She has no words to speak. She’s spoken her pain to the small shrine they have at home, spoken it in the dark of night when her parents are fast asleep, in the halflight of dawn when the air seems to stand still. She’s stood before Yuuri’s picture, then, settled down on her knees, craving a fag and telling herself no because there isn’t quite anything like her baby brother’s two dimensional smiling face to make a twinge of guilt run through her.

Victor doesn’t glance back either. He’s probably said all he has to say.

Her mother’s seen him, on the edges of the graveyard when they go together in the mornings. Just close enough so they know he’s there, but far enough that he could easily draw away if they attempted to say anything. Mari has no idea why he chooses to stay when she comes, but she suspects it’s because it’s too late in the day and he’s too raw and yearning to back away even when he wants to.

She understands the feeling. She feels it every time she sees him, after all. Standing like an earthbound spirit in front of her brother’s grave. If she didn’t know better, she’d think that he _was_ tied to the grave, for all that his name wasn’t writ on the stone like family would be. That she sees him on Yuuri’s death day each year at the same place, and he just… never leaves.

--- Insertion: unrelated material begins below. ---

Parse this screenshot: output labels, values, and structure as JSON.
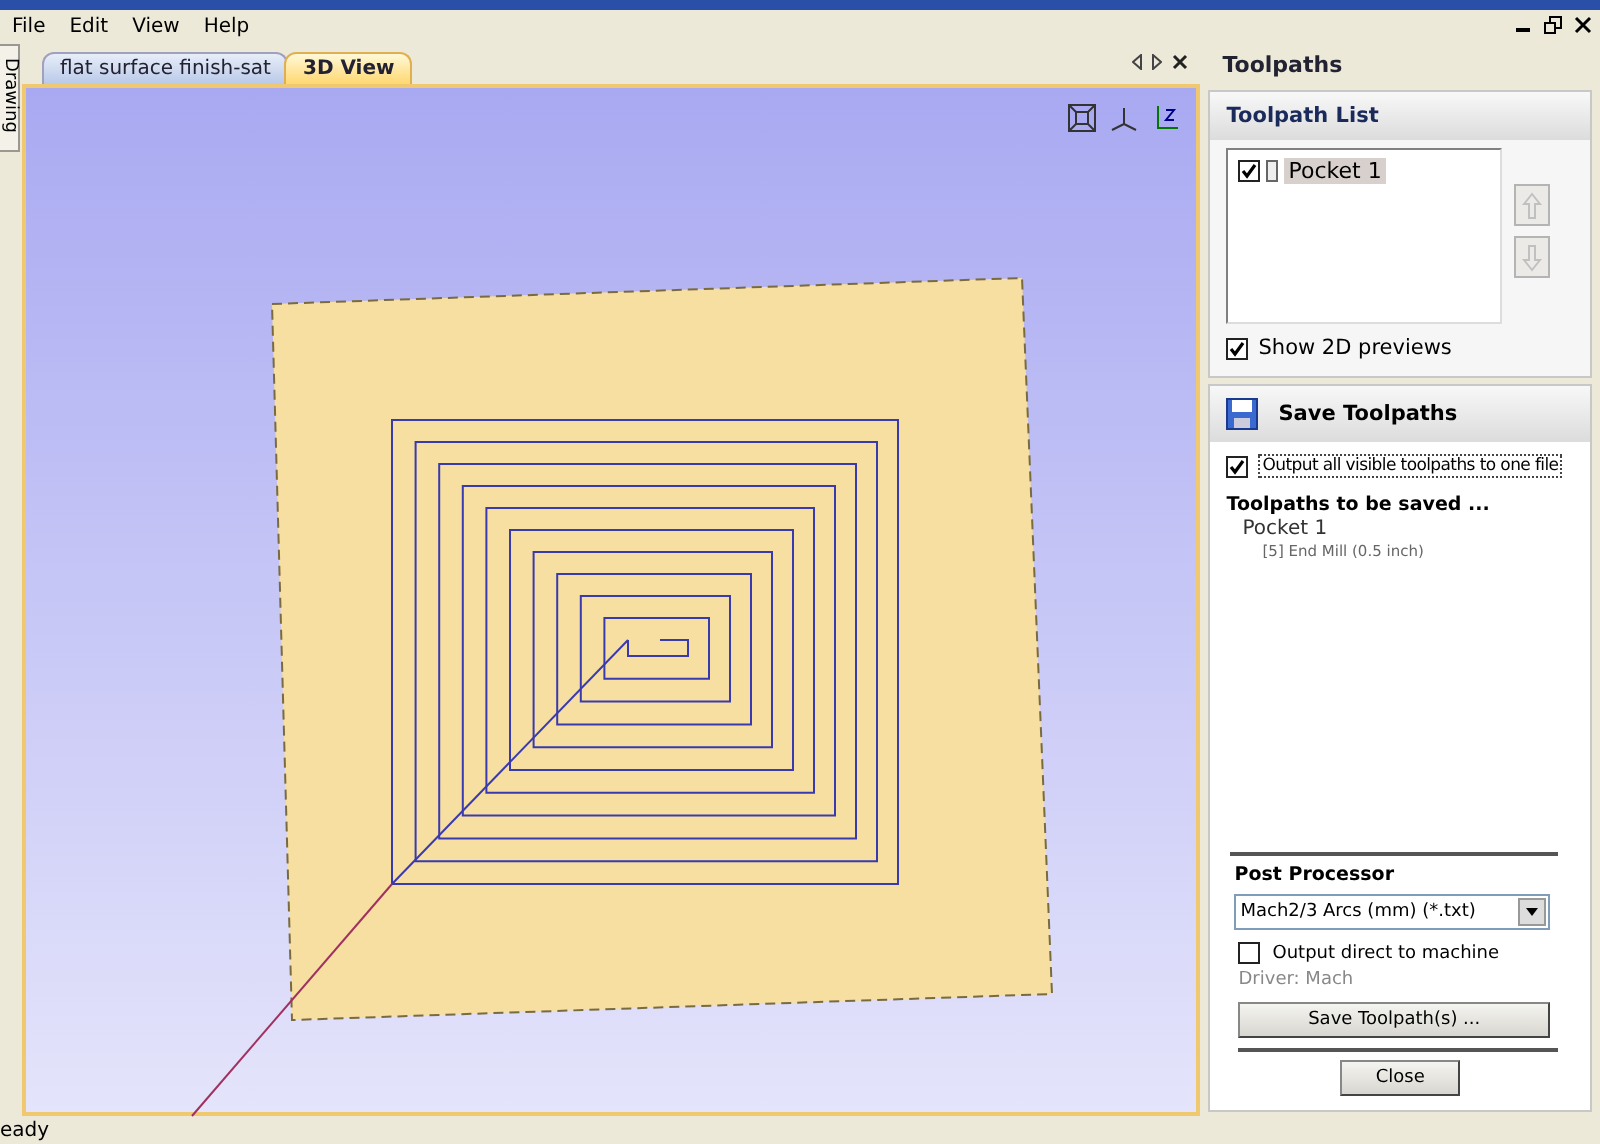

~~_The thought makes her sick to the stomach. It couldn’t be what Yuuri wanted. This_ couldn’t _be what Yuuri wanted. So-_~~

“You should stay. At the onsen.” She said, the words tumbling out of her again, when they’re back on the streets. Victor ignores her, of course.

He looks alien in the dark of a Hasetsu night, with them surrounded by the small winding streets and old shops and residences of her and Yuuri’s childhood. The mist had finally lifted, making it easier to watch their steps, but she keeps glancing at him instead. Fitted fully in a black suit and waistcoat, down to a heavy black trench coat over the top. The black of his tie is stark against the white of his shirt. He’s so perfectly put together he looks like he belongs on a magazine cover, or in some American spy movie.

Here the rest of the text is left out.